How long does prior authorization typically take?

Standard prior authorization decisions are supposed to be issued within a few business days, but in practice many requests take one to two weeks or longer when documentation is incomplete or additional information is requested. Urgent or expedited reviews, which apply when a delay could harm the patient, are generally required within 72 hours, though even that timeline is not always met.

Can a patient appeal a prior authorization denial?

Yes. Every insurer is required to provide an appeals process. The first step is usually an internal appeal, submitted in writing within a defined window after the denial. If that is denied, patients and providers can request an external independent review. The peer-to-peer review process, where the ordering physician speaks directly with a payer medical reviewer, can also reverse denials before a formal appeal is needed.

What does “step therapy” mean and how does it relate to prior authorization?

Step therapy is a payer requirement that patients try and document failure with one or more lower-cost treatments before the insurer will cover the treatment the physician actually prescribed. It is tied to prior authorization because the PA request must include evidence of prior treatment steps, and if the documentation is incomplete, the claim is denied. This can delay access to effective treatment by weeks or months.

Why do some prior authorization requests get denied even when the care is medically necessary?

Denials happen for several reasons that have little to do with clinical appropriateness. Missing documentation, clinical language that does not match payer-specific criteria, incorrect procedure or diagnosis codes, expired authorization windows, and plan-level formulary rules all trigger denials. The medical necessity criteria payers use are often proprietary, which means providers cannot easily predict what language will satisfy the reviewer.

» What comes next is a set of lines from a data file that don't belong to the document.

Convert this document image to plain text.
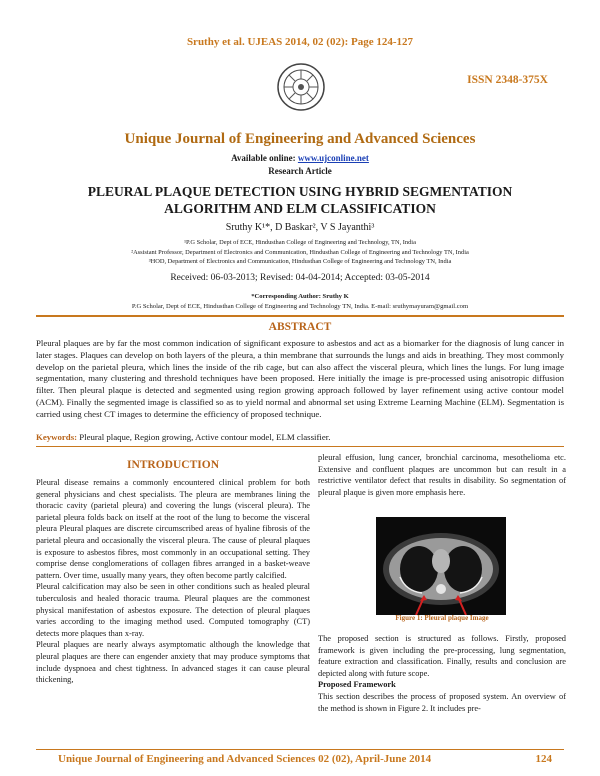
Sruthy et al. UJEAS 2014, 02 (02): Page 124-127
ISSN 2348-375X
Unique Journal of Engineering and Advanced Sciences
Available online: www.ujconline.net
Research Article
PLEURAL PLAQUE DETECTION USING HYBRID SEGMENTATION
ALGORITHM AND ELM CLASSIFICATION
Sruthy K¹*, D Baskar², V S Jayanthi³
¹P.G Scholar, Dept of ECE, Hindusthan College of Engineering and Technology, TN, India
²Assistant Professor, Department of Electronics and Communication, Hindusthan College of Engineering and Technology TN, India
³HOD, Department of Electronics and Communication, Hindusthan College of Engineering and Technology TN, India
Received: 06-03-2013; Revised: 04-04-2014; Accepted: 03-05-2014
*Corresponding Author: Sruthy K
P.G Scholar, Dept of ECE, Hindusthan College of Engineering and Technology TN, India. E-mail: sruthymayuram@gmail.com
ABSTRACT
Pleural plaques are by far the most common indication of significant exposure to asbestos and act as a biomarker for the diagnosis of lung cancer in later stages. Plaques can develop on both layers of the pleura, a thin membrane that surrounds the lungs and aids in breathing. They most commonly develop on the parietal pleura, which lines the inside of the rib cage, but can also affect the visceral pleura, which lines the lungs. For lung image segmentation, many clustering and threshold techniques have been proposed. Here initially the image is pre-processed using anisotropic diffusion filter. Then pleural plaque is detected and segmented using region growing approach followed by layer refinement using active contour model (ACM). Finally the segmented image is classified so as to yield normal and abnormal set using Extreme Learning Machine (ELM). Segmentation is carried using chest CT images to determine the efficiency of proposed technique.
Keywords: Pleural plaque, Region growing, Active contour model, ELM classifier.
INTRODUCTION

Pleural disease remains a commonly encountered clinical problem for both general physicians and chest specialists. The pleura are membranes lining the thoracic cavity (parietal pleura) and covering the lungs (visceral pleura). The parietal pleura folds back on itself at the root of the lung to become the visceral pleura Pleural plaques are discrete circumscribed areas of hyaline fibrosis of the parietal pleura and occasionally the visceral pleura. The cause of pleural plaques is exposure to asbestos fibres, most commonly in an occupational setting. They comprise dense conglomerations of collagen fibres arranged in a basket-weave pattern. Over time, usually many years, they often become partly calcified.

Pleural calcification may also be seen in other conditions such as healed pleural tuberculosis and healed thoracic trauma. Pleural plaques are the commonest physical manifestation of asbestos exposure. The detection of pleural plaques varies according to the imaging method used. Computed tomography (CT) detects more plaques than x-ray.

Pleural plaques are nearly always asymptomatic although the knowledge that pleural plaques are there can engender anxiety that may produce symptoms that include dyspnoea and chest tightness. In advanced stages it can cause pleural thickening,

pleural effusion, lung cancer, bronchial carcinoma, mesothelioma etc. Extensive and confluent plaques are uncommon but can result in a restrictive ventilator defect that results in disability. So segmentation of pleural plaque is given more emphasis here.
Figure 1: Pleural plaque Image

The proposed section is structured as follows. Firstly, proposed framework is given including the pre-processing, lung segmentation, feature extraction and classification. Finally, results and conclusion are depicted along with future scope.

Proposed Framework

This section describes the process of proposed system. An overview of the method is shown in Figure 2. It includes pre-

Unique Journal of Engineering and Advanced Sciences 02 (02), April-June 2014	124
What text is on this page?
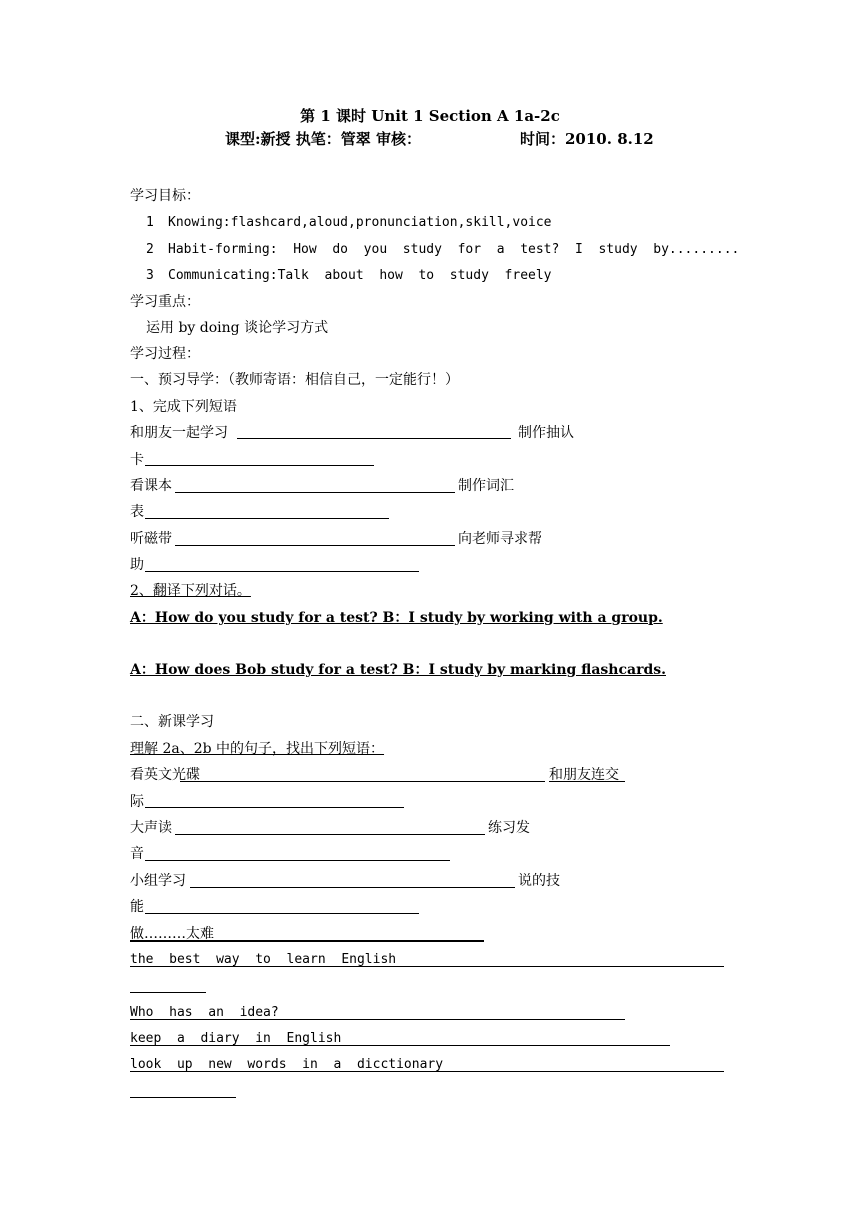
第 1 课时 Unit 1 Section A 1a-2c
课型:新授 执笔：管翠 审核：	时间：2010. 8.12
学习目标：
1 Knowing:flashcard,aloud,pronunciation,skill,voice
2 Habit-forming:  How  do  you  study  for  a  test?  I  study  by.........
3 Communicating:Talk  about  how  to  study  freely
学习重点：
运用 by doing 谈论学习方式
学习过程：
一、预习导学：（教师寄语：相信自己，一定能行！）
1、完成下列短语
和朋友一起学习	制作抽认
卡
看课本	制作词汇
表
听磁带	向老师寻求帮
助
2、翻译下列对话。
A：How do you study for a test? B：I study by working with a group.
A：How does Bob study for a test? B：I study by marking flashcards.
二、新课学习
理解 2a、2b 中的句子，找出下列短语：
看英文光碟	和朋友连交
际
大声读	练习发
音
小组学习	说的技
能
做………太难
the  best  way  to  learn  English
Who  has  an  idea?
keep  a  diary  in  English
look  up  new  words  in  a  dicctionary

How can a clinic reduce the number of prior authorization denials it receives?

The most effective approaches involve treating PA as a structured workflow rather than a reactive task. This means flagging likely PA-required services at the scheduling stage, using templated medical necessity language aligned to payer criteria, centralizing authorization follow-up in a dedicated queue, and tracking denial reasons over time to identify patterns. Practices that have implemented dedicated PA workflows report meaningful reductions in denial rates and resubmission labor.